For the men (and one rather polarizing woman) who might run for president as Republicans in 2012, now is the wilderness campaign. After the midterms, the struggle for the nomination will move out into open country. But for the moment, it’s all guerrilla warfare and tactical maneuvering — in the form of Web videos and op-eds, speeches and endorsements, and the occasional public dig at a potential rival.
By definition, in a wilderness campaign it’s hard to tell who’s winning. Are all of the endorsements by Sarah Palin building an army of “Mama Grizzly” Republicans who will rise up for her in 2012? Did Mitch Daniels’s June trip to Washington, during which he managed to irritate both neoconservatives (with talk of defense cuts) and social conservatives (by floating the idea of a social issues “truce”), quiet some of the buzz around the Indiana governor’s candidacy? Was Mitt Romney’s recent op-ed article attacking the New Start treaty a savvy move that burnished his credentials as a critic of the Obama administration’s foreign policy? Or was it an unforced error, because it annoyed pro-Start foreign policy hands in the Republican establishment?
Palin is Palin: if she runs, there’s going to be a constituency that would crawl on broken glass to vote for her, no matter how many soap operas cling to her. Huckabee, meanwhile, is a chronically underestimated figure who straddles two anti-establishment demographics (the Tea Parties and the Christian Right), and whose political savvy rivals that of his fellow Arkansan Bill Clinton.
Neither is exactly brimming over with gravitas. But either one might be able to beat the unloved Romney, his money and organizational muscle notwithstanding.
This prospect gives Republican insiders heartburn. In the salons and bars of conservative Washington, there’s an obvious appetite for a kind of intra-establishment coup, in which Romney is knocked from his perch as the safe, sober choice and a fresher figure takes his place.

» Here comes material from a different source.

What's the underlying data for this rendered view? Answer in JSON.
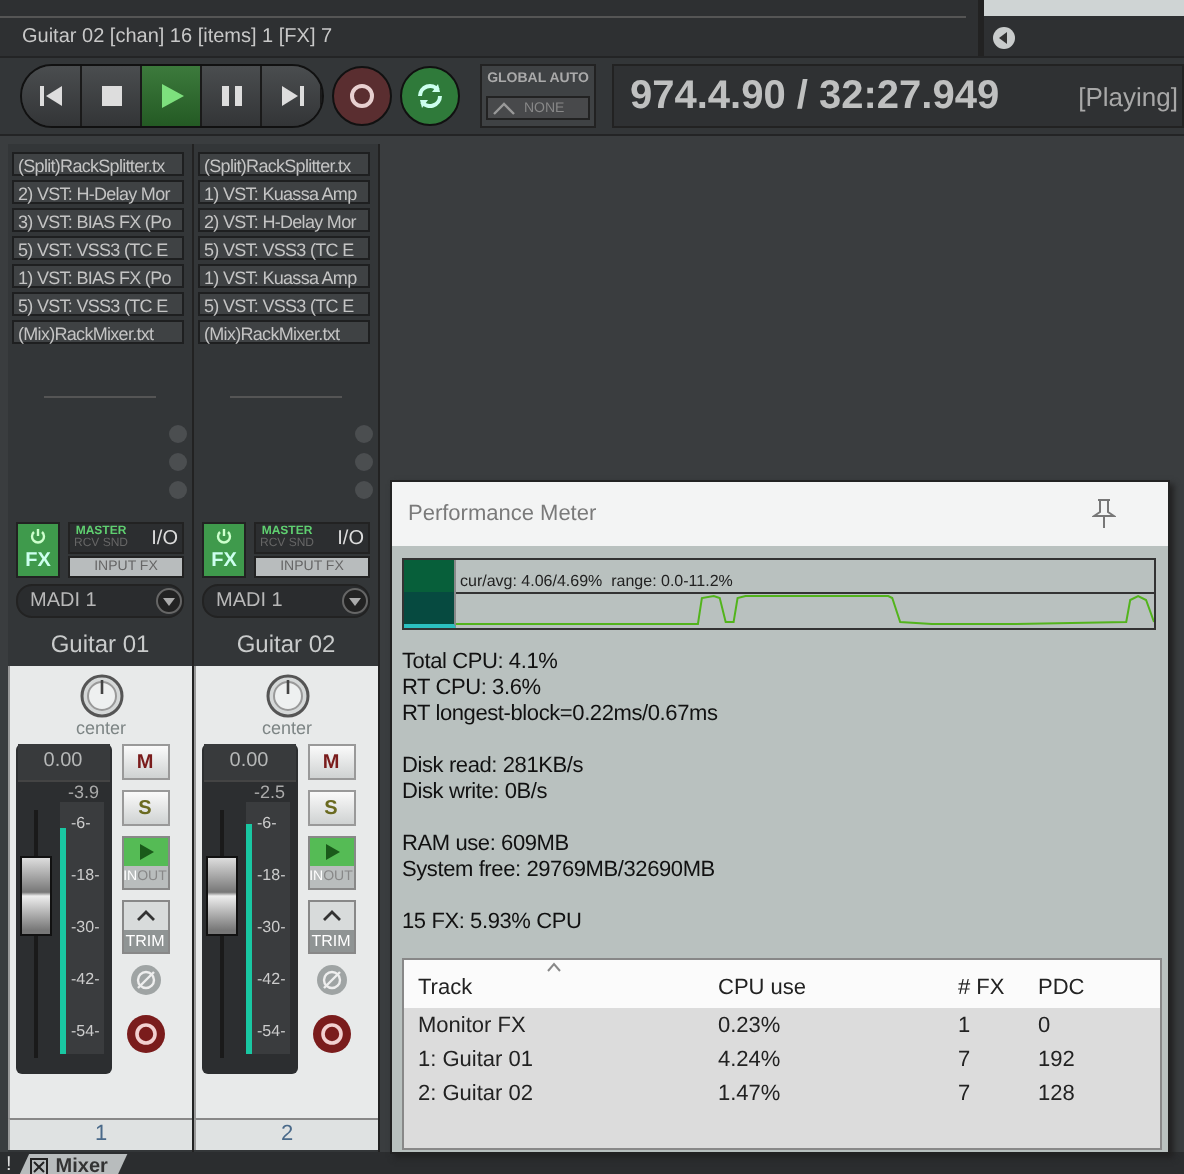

One candidate for this role is Daniels: He’s too wonky for some tastes, but he’s a well-connected wonk, with access to the web of power brokers who helped elect George W. Bush. Another is Gov. Haley Barbour of Mississippi, who’s beloved of party bigwigs despite seeming like a liberal’s caricature of a Republican — floridly Southern, heavyset and an ex-tobacco lobbyist. There’s also Senator Jon Thune of South Dakota and Gov. Tim Pawlenty of Minnesota, both safe-seeming choices — though Thune doesn’t have much of a record to run on, and lately Pawlenty seems more interested in playing the populist card than in wooing the establishment.